Efterforskningen (The Investigation) adlı Danimarka yapımı dizi, kaybolan İsveçli bir gazetecinin, Kim Wall'ın cinayet soruşturmasını kapsıyor. Ben izlerken farkında değildim ancak dizi gerçek bir olayı, gerçekten Kim Wall cinayetini anlatıyor. Dizinin posterinde tepede yazdığı halde bu bilgiyi görmeden izlemeye başlamışım. 6 bölümden oluşan kısa bir dizi, 50 dakika gibi her bölümün süresi. Yemek yerken bi şey izlemek zorunda olduğum için soğuk diyar polisiyelerini mecburen keşfetmiş oluyorum ancak uzun dizilerden de nefret ettiğim için, böyle dizileri seçiyorum.
Kısaca bahsedeyim ve spoiler vermeyim. Ancak dizi, bildiğiniz tüm polisiye dizilerde, filmlerde hatta romanlarda yani kısaca tüm kurgularda görmeye alıştığımız, görmediğimizin olmadığı iki unsuru asla göstermiyor. Katil ve maktul. İlk bölümde görmediğimi çok geç fark ettiğim halde bir süre sonra yokluğunu hissetmesem de arada ifadeleri gündeme geldiğinde göreceğiz sanırım dediğim katili asla görmüyoruz. Adını duymuyoruz. Maktulün de öyle, bir fotoğrafları dahi gösterilmiyor. Ancak Kim Wall'ı ismen duyuyoruz.
Cinayet de oldukça garip bir yerde, gerçekten dikkat çekici biçimde işleniyor. Bir denizaltında.
Gerçek bir hikayeden uyarlandığını da dikkate aldığımızda bazı şeylerin ekranda asla gösterilmeme sebebini de anlıyoruz.

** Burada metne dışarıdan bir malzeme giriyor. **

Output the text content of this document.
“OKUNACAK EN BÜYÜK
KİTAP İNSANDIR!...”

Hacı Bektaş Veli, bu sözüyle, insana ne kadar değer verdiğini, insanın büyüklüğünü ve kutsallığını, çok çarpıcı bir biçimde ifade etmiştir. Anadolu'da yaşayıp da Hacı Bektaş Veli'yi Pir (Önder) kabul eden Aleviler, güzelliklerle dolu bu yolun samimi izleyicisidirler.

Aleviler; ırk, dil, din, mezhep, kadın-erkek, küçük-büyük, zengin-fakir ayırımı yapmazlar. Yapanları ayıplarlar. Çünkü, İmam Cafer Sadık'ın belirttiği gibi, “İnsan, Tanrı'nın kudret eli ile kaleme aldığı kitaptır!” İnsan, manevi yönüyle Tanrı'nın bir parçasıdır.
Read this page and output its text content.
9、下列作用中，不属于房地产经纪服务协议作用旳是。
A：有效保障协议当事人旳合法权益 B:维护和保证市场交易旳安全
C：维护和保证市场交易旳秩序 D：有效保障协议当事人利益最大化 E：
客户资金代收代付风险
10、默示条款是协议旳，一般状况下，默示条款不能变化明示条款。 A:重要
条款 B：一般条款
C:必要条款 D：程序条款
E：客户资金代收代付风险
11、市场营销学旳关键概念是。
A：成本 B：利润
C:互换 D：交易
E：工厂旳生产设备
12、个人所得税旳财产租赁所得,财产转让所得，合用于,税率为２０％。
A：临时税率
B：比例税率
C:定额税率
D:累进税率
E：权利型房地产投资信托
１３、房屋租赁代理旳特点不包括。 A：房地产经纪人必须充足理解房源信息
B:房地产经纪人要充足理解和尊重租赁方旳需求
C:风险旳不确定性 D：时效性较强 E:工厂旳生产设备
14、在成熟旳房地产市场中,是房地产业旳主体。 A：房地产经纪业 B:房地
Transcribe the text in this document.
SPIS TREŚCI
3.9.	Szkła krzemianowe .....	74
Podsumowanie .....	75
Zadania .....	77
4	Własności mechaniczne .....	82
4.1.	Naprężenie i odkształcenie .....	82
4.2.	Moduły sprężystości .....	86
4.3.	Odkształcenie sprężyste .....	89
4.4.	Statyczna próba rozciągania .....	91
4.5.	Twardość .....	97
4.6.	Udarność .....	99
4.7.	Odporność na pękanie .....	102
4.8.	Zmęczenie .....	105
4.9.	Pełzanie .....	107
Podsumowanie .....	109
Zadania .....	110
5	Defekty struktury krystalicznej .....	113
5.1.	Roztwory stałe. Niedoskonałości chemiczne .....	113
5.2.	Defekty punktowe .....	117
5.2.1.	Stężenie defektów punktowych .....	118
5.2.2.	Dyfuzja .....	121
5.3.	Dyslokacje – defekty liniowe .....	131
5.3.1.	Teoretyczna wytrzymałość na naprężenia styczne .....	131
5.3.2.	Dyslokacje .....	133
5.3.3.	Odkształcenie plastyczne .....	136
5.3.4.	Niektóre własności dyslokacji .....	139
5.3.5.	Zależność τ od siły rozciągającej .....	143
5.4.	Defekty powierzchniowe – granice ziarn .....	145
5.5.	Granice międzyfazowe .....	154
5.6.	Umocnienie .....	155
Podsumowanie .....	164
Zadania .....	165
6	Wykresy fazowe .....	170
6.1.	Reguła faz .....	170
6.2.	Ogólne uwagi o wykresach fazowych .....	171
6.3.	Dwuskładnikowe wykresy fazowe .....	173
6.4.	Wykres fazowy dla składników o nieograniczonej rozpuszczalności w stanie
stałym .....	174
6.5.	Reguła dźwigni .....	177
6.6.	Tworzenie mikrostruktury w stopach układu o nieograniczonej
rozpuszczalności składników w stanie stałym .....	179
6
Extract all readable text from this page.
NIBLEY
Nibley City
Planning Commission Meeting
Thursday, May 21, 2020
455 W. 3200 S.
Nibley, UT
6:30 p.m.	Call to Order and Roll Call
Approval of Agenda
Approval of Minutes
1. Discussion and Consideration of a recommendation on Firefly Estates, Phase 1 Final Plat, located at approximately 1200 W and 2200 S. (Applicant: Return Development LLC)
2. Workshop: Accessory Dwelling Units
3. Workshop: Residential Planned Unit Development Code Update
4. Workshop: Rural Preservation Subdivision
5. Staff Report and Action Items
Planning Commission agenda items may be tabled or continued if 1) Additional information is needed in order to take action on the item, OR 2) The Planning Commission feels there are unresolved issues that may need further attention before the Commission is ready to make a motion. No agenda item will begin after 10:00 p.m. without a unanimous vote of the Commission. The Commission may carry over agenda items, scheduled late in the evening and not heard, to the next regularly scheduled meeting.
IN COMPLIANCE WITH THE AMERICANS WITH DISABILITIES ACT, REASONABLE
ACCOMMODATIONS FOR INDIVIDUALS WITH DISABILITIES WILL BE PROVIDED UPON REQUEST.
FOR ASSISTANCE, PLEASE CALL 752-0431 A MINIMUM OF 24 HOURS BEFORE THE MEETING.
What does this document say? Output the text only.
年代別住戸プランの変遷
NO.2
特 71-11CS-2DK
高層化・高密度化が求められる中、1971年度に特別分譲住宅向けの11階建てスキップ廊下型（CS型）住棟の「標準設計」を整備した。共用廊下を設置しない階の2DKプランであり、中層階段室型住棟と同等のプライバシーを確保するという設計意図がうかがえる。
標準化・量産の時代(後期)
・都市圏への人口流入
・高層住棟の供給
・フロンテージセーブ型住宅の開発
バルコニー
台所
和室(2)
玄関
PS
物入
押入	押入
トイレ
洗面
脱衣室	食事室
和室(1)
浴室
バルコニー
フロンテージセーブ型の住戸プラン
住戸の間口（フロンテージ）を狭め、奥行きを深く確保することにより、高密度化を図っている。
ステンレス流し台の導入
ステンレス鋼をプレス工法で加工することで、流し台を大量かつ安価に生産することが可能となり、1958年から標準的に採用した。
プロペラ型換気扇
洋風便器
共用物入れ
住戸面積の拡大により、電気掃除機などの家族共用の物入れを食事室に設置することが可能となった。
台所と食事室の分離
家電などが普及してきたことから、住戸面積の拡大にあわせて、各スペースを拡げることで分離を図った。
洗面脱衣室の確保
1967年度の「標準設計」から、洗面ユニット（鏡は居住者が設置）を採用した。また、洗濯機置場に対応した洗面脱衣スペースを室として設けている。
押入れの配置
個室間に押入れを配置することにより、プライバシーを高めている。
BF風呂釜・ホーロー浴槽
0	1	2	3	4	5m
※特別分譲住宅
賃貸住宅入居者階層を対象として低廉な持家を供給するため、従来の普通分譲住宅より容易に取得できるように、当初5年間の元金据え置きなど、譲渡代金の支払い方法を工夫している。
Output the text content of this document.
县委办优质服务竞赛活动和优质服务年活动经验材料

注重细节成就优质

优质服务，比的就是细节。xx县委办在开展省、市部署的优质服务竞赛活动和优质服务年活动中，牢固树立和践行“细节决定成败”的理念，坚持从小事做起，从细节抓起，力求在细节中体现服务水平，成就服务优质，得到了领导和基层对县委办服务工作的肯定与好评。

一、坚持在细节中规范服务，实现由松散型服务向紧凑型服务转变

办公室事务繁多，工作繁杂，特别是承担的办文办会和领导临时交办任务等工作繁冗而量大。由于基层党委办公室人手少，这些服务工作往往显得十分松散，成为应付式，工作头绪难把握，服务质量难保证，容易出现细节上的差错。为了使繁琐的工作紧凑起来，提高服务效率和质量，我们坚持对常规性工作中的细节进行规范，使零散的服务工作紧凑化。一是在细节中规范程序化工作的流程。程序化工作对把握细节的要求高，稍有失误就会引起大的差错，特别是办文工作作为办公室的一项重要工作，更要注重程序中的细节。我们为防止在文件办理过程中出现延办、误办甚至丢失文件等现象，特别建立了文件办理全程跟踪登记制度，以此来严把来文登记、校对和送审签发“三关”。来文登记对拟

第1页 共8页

Öldürülen Kim Wall, genç bir gazeteci. Dikkat çeken bir eğitim hayatı olmuş, dünyada gitmediği yer kalmamış, Çin'e taşınmak üzereyken öldürülüyor ve öldürüldüğü yer de onu katleden de oldukça ilginç. Diziyi izledikten sonra merak edip bakacağınızı düşündüğüm için yazmıyorum; izlemeyecek olanlar için de bu bilginin bir manası yok. Ancak kesinlikle bilinmezlerle örülü bir hikaye. Mesleği nedeniyle iki ismin de tesadüfen bir araya gelmesi ve dizideki açıklamalardan ibaret bir cinayet nedeni olacağına insan inanamıyor. Sanırım, finalde birkaç cevap bulunabilmesi adına işaret edilen bir noktanın varlığı da bu soru işaretini izleyenlerde uyandırmak.
Oldukça acı bir hikaye, korkunç ve vahşice işlenmiş bir cinayet ve tam anlamıyla gerçeği yüzeye çıkarmaya çalışmanın hikayesi.
Son olarak oyuncular çok tanıdık; muhteşem oyunculukla durağan gider gibi görünebilecek ya da sık sık çıkmazlara girerek izleyeni ekrandan koparabilecek bir hikayede izlediğim 40-50 dakika cidden akıp geçti. Bron, Forbrydelsen gibi İsveç ve Danimarka polisiyelerini izleyenler hatırlayacaktır oyuncuları. Sade, normal, estetiğe boğulmamış oyuncularla, kıyafetleri ya da beden ölçüleri konuşulmayan yapımları çok seviyorum; ekranda normal insanlar, bir cinayeti aydınlatmaya çalışıyor.